Yes, I do. I have been working on several different projects using anchoring vignettes to assess differences in self-reported health outcomes. Anchoring vignettes are brief descriptions of hypothetical situations that are utilized in surveys in order to correct otherwise interpersonally incomparable survey responses. In disability context, survey respondents are asked for self-assessments of their own health and work disability along with assessments of other hypothetical individuals described in anchoring vignettes. We use the variation in answers to vignettes in order to correct interpersonal variations in self-assessments that would be otherwise incomparable. I, along with my colleague from Baruch, use the vignettes to compare how health professionals and disability recipients’ rate health limitations such as pain, cardiovascular health, and depression as severity of disability compared to general public.
In another project, we investigate whether the disability differentials between European countries and the United States reflect differences in actual work limitations or differences in reporting styles across countries. In both scenarios, I believe that differences in reporting styles have important effects on assessments of the severity of work limitations. While the two projects apply similar methodology, the findings have different implications. In the first project, if we assume that health professionals (as well as disability recipients) have more knowledge when it comes to assessing health and disability, we can compare the general public and their ratings to them in order to understand where the biases of general public will be towards. Indeed, our findings show that general public is stricter in the assessment of health and disability. In other words, they are less likely to consider a given health problem a severe work limitation. In the second project, we consider differences in countries’ disability policies and how they affect assessments of work limitations. We hypothesize that stricter disability policy in a county will affect public perception of disability in the country as well inducing people to consider only dramatically declining work capacity as a work disability whereas more generous disability policy in a country will move the public perception towards a more inclusive conceptualization of work disability. In fact, our analysis suggests that such a relationship holds. The United States, for instance, has a very strict definition of work disability, in other words, the requirements are really high to be eligible for disability insurance benefits, compared to most European countries. As a consequence, people in the United States consider only very severe cases of worsened health as work disability.

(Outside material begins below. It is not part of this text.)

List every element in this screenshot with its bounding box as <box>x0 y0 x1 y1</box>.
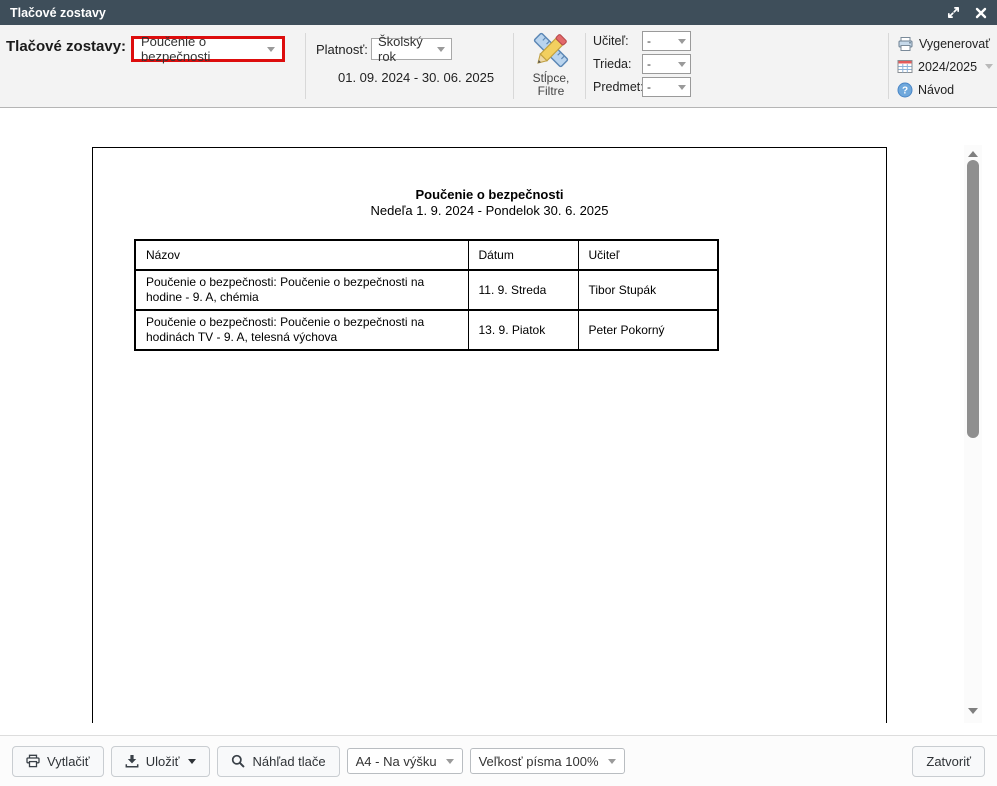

How do you feel students at the School differ from other institutions you’ve worked at in the past?
We have a very diverse student body. Diversity both in terms of cultural backgrounds as well as life experiences provides a very rich learning environment in the classroom. Our students are very good at inferring concepts that I teach as “statistics” to their real life situations on their professional and personal lives as well as for understanding current policy discussions. As a result, I have very lively classes where we go beyond just explaining concepts and teaching formulas to actually understanding how these concepts are used in the real life. It is a great treat for me to observe that what I teach becomes a valuable tool for them in their future careers. I think the main difference between the students here and my past students in previous institutions is that I don’t really need to motivate the students here that “statistics” are a valuable tool for them; they already know that through their past experiences. I don’t need to motivate them to be interested in the concepts; they are already very self-motivated. All I have to do is guide that motivation and enthusiasm to structured and fruitful conversations on these concepts.